Have not heard from the lab yet. I will update as soon as we do. I have been able to stay very positive, but in the last hour, I've noticed myself getting more anxious. I went to school and printed SPSS (stats) output files "just in case" I would need to get technical in my defense. I also did a lit search on a measure I used in my study, and this got my anxiety going. SO MUCH I haven't read. I can't possibly know EVERYTHING before March 30th!!!
You get a sense of the anxious spiral I'm on.
I walked back in the house and Mr. A tells me our Nurse Case Manager called to confirm that I have been taking my prom.etrium since Tuesday. Three times a day, religiously, was my answer on her answering machine. If the lab hasn't called but she called to make sure I was on prom.etrium, it could be a good sign. Right? She would have heard news from the lab potentially, and knows that we are going ahead for tomorrow. Or not.

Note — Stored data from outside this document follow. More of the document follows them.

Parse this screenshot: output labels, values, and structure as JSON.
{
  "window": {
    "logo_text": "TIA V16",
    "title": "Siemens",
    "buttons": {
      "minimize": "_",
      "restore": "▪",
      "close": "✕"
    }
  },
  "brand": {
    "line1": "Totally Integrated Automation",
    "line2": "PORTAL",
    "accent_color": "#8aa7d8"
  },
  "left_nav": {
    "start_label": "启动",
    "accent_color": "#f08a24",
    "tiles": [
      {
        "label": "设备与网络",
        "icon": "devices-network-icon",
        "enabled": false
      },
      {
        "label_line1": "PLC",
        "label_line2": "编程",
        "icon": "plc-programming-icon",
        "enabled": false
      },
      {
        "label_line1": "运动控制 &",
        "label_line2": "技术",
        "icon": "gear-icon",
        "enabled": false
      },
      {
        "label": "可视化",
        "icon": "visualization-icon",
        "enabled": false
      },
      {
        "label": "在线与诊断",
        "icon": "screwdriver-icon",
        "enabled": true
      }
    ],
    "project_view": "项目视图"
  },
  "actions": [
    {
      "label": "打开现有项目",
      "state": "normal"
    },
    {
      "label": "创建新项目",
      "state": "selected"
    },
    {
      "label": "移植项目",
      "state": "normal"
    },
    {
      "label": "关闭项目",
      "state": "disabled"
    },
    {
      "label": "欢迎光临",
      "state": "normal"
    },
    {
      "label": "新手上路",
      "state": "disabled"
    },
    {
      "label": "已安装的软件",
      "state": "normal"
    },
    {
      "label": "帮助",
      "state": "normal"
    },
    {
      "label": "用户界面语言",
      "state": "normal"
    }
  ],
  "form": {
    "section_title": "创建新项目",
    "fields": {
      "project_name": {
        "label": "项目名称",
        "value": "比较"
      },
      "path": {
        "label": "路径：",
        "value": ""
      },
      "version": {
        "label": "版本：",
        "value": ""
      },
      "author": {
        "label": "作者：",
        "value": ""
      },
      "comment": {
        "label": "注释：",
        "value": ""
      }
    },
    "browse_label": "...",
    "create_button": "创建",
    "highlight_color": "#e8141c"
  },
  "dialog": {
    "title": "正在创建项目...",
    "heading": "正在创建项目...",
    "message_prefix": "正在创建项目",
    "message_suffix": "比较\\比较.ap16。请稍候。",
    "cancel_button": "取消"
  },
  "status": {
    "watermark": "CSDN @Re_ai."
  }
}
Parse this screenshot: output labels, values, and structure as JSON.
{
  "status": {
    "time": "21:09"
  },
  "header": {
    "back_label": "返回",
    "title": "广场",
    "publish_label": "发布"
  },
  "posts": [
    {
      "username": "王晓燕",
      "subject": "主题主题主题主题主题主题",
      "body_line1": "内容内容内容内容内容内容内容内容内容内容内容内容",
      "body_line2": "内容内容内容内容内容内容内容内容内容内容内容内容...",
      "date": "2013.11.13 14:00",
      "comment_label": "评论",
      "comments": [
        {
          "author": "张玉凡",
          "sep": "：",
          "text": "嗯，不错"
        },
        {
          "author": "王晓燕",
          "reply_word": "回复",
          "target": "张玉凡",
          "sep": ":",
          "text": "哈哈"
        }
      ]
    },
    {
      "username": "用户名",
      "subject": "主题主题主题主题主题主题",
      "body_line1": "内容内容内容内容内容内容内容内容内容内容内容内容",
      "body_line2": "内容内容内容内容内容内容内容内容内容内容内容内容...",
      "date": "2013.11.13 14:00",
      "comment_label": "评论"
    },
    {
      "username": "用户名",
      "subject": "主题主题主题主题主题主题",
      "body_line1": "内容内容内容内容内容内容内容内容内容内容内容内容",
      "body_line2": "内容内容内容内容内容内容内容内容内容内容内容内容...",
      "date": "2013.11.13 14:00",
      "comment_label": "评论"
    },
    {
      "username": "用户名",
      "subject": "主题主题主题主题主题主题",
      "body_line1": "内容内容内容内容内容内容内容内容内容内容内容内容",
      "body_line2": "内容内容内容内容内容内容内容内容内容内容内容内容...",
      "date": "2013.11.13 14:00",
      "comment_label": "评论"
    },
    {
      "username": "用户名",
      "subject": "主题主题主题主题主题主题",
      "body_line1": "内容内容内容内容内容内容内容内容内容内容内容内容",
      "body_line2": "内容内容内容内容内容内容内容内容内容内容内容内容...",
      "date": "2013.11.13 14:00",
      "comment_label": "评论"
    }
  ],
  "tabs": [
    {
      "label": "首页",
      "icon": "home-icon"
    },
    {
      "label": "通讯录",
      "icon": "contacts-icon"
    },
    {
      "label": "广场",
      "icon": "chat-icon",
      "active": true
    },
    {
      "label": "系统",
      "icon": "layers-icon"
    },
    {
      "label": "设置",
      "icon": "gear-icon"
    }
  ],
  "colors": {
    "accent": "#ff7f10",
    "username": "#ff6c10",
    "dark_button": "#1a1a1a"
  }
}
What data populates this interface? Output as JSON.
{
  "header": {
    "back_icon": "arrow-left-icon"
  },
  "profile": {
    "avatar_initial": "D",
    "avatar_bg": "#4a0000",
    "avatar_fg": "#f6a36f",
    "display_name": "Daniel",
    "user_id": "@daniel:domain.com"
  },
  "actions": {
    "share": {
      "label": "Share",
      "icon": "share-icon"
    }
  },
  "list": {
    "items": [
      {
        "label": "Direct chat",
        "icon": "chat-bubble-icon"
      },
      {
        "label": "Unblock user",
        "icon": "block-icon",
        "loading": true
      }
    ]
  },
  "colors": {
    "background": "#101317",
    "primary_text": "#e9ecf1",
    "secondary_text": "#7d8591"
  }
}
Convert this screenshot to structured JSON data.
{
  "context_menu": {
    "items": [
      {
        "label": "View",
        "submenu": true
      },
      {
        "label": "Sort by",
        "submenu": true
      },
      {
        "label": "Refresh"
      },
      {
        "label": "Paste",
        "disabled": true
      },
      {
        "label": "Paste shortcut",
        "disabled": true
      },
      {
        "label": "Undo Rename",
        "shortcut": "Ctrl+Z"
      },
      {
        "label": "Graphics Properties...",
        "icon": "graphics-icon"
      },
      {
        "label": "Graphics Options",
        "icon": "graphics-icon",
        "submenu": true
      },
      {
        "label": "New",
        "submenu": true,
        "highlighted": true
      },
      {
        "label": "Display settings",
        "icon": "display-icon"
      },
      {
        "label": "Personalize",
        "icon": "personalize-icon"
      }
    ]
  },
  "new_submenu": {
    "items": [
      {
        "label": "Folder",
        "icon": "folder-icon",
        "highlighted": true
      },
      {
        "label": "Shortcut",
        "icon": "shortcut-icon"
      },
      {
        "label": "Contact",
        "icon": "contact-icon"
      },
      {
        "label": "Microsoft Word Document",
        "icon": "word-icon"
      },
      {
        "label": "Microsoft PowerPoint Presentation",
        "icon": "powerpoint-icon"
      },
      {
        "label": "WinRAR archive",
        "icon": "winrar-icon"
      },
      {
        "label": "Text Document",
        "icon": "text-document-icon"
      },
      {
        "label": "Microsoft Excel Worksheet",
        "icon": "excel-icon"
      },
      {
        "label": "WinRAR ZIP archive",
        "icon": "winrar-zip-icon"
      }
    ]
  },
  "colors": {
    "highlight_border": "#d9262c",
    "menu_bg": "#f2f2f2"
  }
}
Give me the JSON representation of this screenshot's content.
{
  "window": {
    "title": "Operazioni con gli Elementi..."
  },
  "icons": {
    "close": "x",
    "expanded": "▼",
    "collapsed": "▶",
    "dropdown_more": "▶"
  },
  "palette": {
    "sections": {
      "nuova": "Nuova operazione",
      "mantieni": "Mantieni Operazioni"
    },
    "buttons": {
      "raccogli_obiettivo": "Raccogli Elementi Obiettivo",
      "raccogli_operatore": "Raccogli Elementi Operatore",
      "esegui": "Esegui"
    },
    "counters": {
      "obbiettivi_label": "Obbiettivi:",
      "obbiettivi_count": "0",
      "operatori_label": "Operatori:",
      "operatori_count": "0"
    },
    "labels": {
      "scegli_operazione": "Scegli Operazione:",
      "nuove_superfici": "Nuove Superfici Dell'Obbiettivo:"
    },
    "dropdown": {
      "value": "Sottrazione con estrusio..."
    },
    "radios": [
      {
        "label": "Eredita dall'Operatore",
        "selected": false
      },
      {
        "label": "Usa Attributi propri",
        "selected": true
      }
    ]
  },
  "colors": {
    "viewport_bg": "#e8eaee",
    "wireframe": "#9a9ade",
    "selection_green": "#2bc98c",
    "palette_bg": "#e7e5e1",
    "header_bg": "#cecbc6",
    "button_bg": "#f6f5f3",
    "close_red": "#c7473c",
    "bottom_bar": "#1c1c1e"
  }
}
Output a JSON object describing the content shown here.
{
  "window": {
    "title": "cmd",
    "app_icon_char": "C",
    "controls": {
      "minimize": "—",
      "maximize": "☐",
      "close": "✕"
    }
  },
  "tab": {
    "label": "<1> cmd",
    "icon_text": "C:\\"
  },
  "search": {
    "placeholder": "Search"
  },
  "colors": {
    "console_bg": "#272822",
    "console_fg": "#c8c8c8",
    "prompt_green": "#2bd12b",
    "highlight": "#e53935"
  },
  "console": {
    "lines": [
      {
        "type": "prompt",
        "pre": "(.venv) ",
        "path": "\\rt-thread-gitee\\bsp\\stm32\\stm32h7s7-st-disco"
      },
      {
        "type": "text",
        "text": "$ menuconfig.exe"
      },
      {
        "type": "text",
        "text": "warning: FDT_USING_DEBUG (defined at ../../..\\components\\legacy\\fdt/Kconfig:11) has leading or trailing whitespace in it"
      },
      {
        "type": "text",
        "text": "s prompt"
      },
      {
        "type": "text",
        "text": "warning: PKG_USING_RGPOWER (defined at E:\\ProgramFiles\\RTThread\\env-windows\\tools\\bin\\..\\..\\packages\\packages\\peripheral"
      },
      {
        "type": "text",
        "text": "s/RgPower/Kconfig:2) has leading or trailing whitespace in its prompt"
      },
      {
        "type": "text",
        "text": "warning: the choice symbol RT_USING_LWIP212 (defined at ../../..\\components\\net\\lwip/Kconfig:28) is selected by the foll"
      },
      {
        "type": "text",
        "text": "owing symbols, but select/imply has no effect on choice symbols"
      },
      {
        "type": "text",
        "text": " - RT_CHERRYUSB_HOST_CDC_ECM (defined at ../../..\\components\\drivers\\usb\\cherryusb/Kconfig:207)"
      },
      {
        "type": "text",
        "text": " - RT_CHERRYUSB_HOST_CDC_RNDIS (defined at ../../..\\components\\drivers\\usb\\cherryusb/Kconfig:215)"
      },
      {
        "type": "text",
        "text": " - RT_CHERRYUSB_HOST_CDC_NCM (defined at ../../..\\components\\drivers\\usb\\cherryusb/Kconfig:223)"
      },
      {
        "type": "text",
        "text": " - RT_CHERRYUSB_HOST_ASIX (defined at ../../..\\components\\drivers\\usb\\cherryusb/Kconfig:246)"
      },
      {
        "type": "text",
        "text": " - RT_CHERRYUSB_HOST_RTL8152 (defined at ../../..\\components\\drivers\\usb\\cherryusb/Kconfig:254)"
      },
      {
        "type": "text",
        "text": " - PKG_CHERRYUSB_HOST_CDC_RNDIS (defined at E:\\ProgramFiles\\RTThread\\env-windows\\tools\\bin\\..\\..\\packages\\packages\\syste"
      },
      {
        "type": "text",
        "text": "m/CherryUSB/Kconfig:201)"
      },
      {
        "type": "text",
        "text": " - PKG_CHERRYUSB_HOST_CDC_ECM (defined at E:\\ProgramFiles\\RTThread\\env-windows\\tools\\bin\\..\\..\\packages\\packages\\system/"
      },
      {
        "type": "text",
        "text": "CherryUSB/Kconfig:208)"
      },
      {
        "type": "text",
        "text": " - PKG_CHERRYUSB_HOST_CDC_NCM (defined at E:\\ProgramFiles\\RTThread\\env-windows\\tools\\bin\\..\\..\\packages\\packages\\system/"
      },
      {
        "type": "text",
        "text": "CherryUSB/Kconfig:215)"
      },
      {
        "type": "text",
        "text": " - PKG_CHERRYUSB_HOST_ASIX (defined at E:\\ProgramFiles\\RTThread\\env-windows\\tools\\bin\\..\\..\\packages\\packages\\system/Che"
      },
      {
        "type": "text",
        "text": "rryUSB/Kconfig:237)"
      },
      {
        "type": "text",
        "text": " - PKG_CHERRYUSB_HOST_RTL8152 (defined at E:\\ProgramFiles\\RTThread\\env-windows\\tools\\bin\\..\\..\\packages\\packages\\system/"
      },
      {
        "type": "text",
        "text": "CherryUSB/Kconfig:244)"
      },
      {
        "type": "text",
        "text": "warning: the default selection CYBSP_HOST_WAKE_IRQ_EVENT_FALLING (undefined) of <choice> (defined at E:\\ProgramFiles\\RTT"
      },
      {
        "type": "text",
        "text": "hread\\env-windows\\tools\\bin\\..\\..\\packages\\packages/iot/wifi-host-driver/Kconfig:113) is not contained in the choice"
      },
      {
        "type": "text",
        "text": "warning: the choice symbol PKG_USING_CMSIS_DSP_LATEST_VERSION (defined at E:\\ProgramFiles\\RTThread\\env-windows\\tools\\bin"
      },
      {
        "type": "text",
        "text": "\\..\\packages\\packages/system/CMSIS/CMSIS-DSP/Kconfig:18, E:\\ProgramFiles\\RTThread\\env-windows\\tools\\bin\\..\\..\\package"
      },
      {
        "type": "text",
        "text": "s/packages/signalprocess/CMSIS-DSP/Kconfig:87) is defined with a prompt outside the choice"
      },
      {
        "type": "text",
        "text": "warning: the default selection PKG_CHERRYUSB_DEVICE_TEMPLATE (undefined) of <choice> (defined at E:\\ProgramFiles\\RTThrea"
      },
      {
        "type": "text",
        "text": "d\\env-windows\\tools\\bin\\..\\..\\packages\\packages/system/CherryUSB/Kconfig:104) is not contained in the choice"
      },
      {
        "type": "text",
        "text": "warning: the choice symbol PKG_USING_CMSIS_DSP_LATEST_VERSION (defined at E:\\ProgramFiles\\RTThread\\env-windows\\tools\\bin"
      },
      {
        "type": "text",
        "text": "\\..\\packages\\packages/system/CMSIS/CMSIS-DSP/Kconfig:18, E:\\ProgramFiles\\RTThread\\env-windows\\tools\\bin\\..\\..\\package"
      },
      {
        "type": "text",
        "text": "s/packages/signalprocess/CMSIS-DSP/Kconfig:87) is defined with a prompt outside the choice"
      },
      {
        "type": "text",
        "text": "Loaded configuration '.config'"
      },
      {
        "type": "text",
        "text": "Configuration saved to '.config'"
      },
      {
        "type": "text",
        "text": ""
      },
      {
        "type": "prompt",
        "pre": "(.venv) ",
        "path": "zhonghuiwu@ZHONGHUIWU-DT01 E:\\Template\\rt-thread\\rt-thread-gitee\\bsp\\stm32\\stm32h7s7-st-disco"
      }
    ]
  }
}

An added twist is that Mr. A has been sick for almost three weeks, and things have gotten worse since Tuesday. It started out as a cold, and now it's definitely something else. He started antibiotics on Tuesday evening, and he seems worse for it now. He is running a fever all the time and sleeps day and night. His cough is hurting his chest. He probably won't be able to come for the ET tomorrow if he is still in this state. I am able and willing to go alone, except for the fact that I have to take the prom.etrium orally tomorrow morning in anticipation of the procedure, and I've only taken it vaginally. I hear it makes people feel strange, dizzy and loopy when taken orally. Will I be able to drive? If anyone has input on this, please chime in.
Off to acupuncture in 45 minutes. Operation healthy, calm, balanced Augusta continues (with a few bumps along the way).